She has her hobbies, of course – “I like playing my guitar, a Stratocaster” – and after being exposed to nature, she finds herself drawn back, out of the city, over and over.
“I love going down to the tidepools,” she said, “I go every chance I get.”
For more information, go to www.nature.org/leaf.
Tom Stienstra is The San Francisco Chronicle’s outdoors writer. E-mail: email@example.com. Daily twitter at: @StienstraTom
National youth survey
Key findings from the National survey of American Youth, conducted Fairbank, Maslin, Maullin, Metz and Associates, funded by The Nature Conservancy, The Toyota USA Foundation and the Foundation for Youth Investment:
Computer time: 88 percent of American youth say they spend time on-line every day.
TV/video games: 69 percent play video games or watch TV with the same level of frequency.
Homework: Most American youth, 58 percent, spends more time on the computer, playing video games or watching TV, than they do on homework or studying for school.
Outdoors: Fewer than 40 percent of American youth participate in hiking, fishing, hunting, or visiting a park, beach or natural area once a week.
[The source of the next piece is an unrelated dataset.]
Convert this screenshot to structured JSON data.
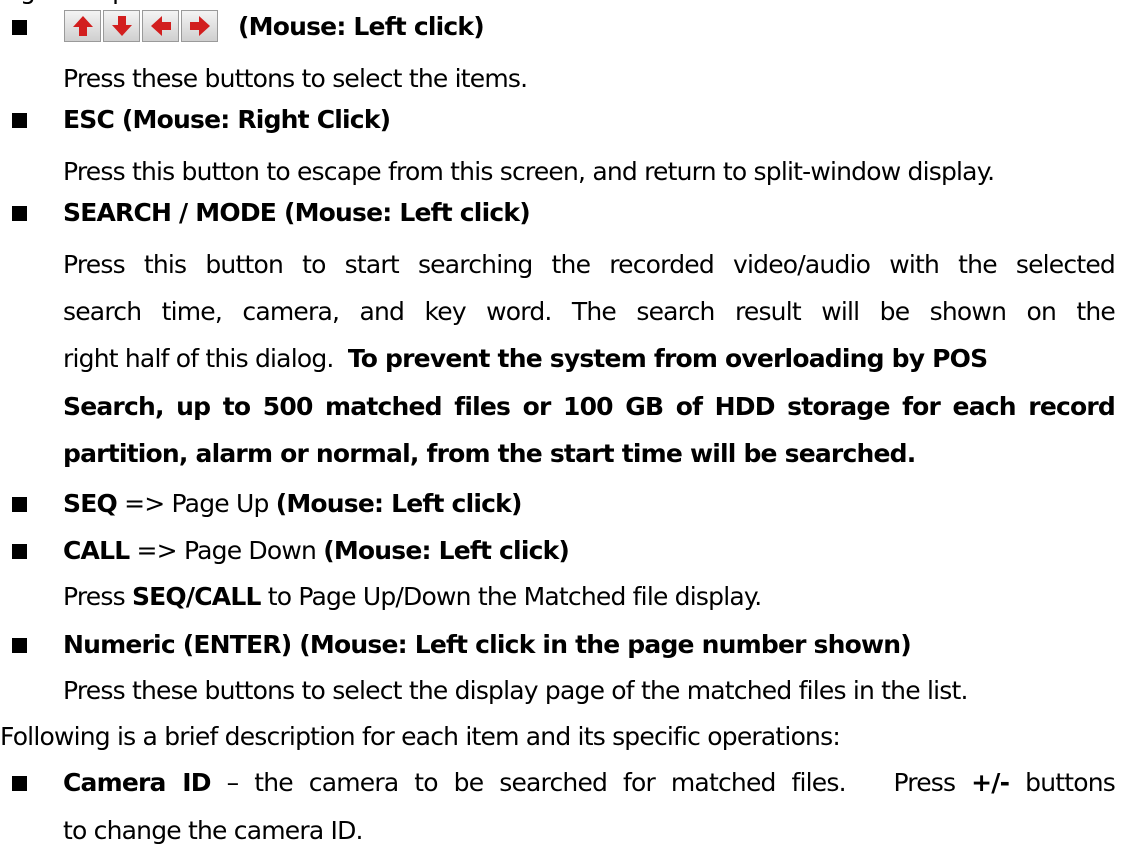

Nature rating: 51 percent rate the condition of nature as a “very serious” problem.
Blame parents: 73 percent of youth say previous generations have damaged the environment and left the problems for them to fix.
No faith in government: 33 percent believe that government is doing a good job addressing problems that face our country.
Meaningful: 66 percent of youth say they have had a personal experience in nature that made them appreciate it more.
Optimism: Those who have had a special experience in nature are twice as likely to spend time outdoors, significantly more likely to express concern about the condition of the environment, twice as likely to strongly agree that protecting the environment is “cool,” and substantially more likely to study the environment in college.